Вторая Государственная дума. Политическая конфронтация с властью. 20 февраля – 2 июня 1907 г. — страница 50 из 60

. Для ее спасения кадеты резко отмежевались от левых, очутились в одном лагере с правыми. Правые хотели использовать эту новую ситуацию, подтолкнув Думу на осуждение террора, и этим ускорить формирование правого большинства. 30 апреля при обсуждении повестки Крупенский утверждает, что заявление об осуждении политических убийств должно идти первым. «Никакие доводы, никакие мотивы не могут устранить требования рассмотрения этого серьезного вопроса». На другой же день, 1 мая, Крупенский негодует против кадетов: «Весь левый фланг и правые желают его обсудить, только центр заигрывает с Революцией. Но все равно Революция ему не поверит».

Здесь произошел инцидент, который имел отношение к этому вопросу: это запрос правых по 40-й ст. Ул. Гос. думы о покушении на жизнь Государя. Покушение было раздуто; оно носило марку Азефа, и о нем в своей книге рассказал и Герасимов. Про заговор знали с первого дня и не мешали ему развиваться под охраной властей, пока не нашли, наконец, нужным его «раскрыть». Но в тот момент об этой подкладке не знали и могли думать, что Государь действительно подвергался опасности.
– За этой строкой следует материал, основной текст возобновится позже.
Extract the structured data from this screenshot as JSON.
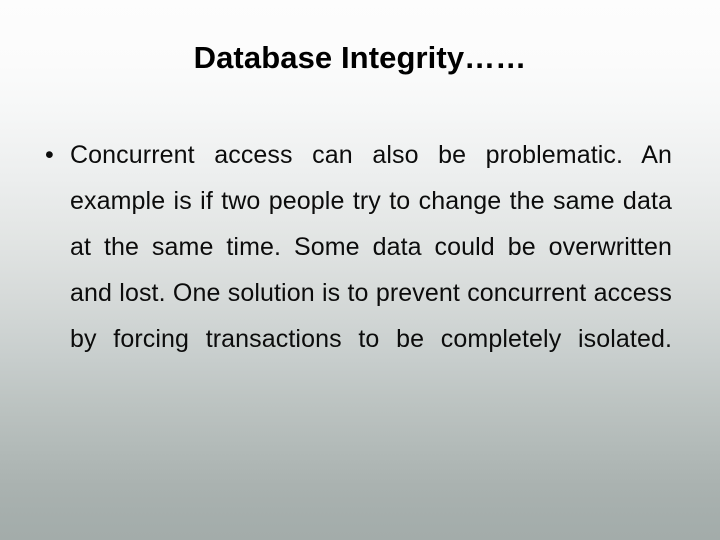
{
  "slide": {
    "title": "Database Integrity……",
    "background": {
      "top_color": "#fdfdfd",
      "mid_color": "#d6dad9",
      "bottom_color": "#a3acaa"
    },
    "text_color": "#0c0c0c",
    "bullets": [
      {
        "marker": "•",
        "text": "Concurrent access can also be problematic.  An example is if two people try to change the same data at the same time.  Some data could be overwritten and lost.   One solution is to prevent concurrent access by forcing transactions to be completely isolated."
      }
    ]
  }
}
Я хочу рассказать здесь неизвестную подробность, характерную для тогдашнего отношения правых и к кадетам и к Думе. О предстоящем запросе Бобринский меня предупредил, чтоб не захватить нас врасплох. Предупреждение не было секретом между мною и ним. Оно было «официально». Но вот что было секретом. Всякий запрос кончается постановлением Думы; не всякая формула, однако, могла для кадетов быть приемлема. Бобринский хорошо это понял и совсем не хотел кадетов провоцировать, напротив. Мы с ним решили, что всего безопаснее было бы, чтобы кадеты сами свою формулу предложили, чтобы она голосовалась раньше других и этим устранила другие. Очевидно, было все-таки нужно, чтобы она была и для правых приемлемой. Кадеты составили формулу. Я показал ее Бобринскому. Часть его единомышленников была им посвящена в этот секрет, те же, которые могли хотеть Думу на этом взорвать, ничего не знали. Этого мало. Так как запрос предъявлялся с ведома Столыпина, то Бобринский счел нужным предварительно показать и ему эту формулу; на случай его возражений, для ускорения соглашения, просил меня к нему с ним вместе пойти. О моих встречах со Столыпиным я буду подробней говорить в следующей главе. Столыпин оказался удовлетворен этой формулой, так как в ней говорилось о «живейшей радости от избавления Государя» и о «глубоком негодовании к преступному замыслу». Потом заседание было по плану разыграно. Правые приготовили формулу, в которой были включены те ругательные слова, которых кадеты не могли бы принять: в ней говорилось о «гнусном заговоре», о «презренных крамольниках», о «кровожадных изуверах» и т. д. Ее предложить должен был Рейн. Он не знал, что кадеты уже свою формулу приготовили, и не торопился. Долгоруков же с нею в руках следил за его каждым движением. Когда Бобринский кончил свою первую, очень высокопарную речь, а Столыпин стал отвечать, Долгоруков на глазах у всех нашу формулу подал. После речи Столыпина Головин ее огласил; только после этого Рейн вошел на трибуну и прочитал формулу правых. Он опоздал. По Наказу голосование формул происходило по очереди их представления. Бобринский было сбился, попросив перерыва для «соглашения» формул. Дума, конечно, его отклонила, и наша формула была принята единогласно[85].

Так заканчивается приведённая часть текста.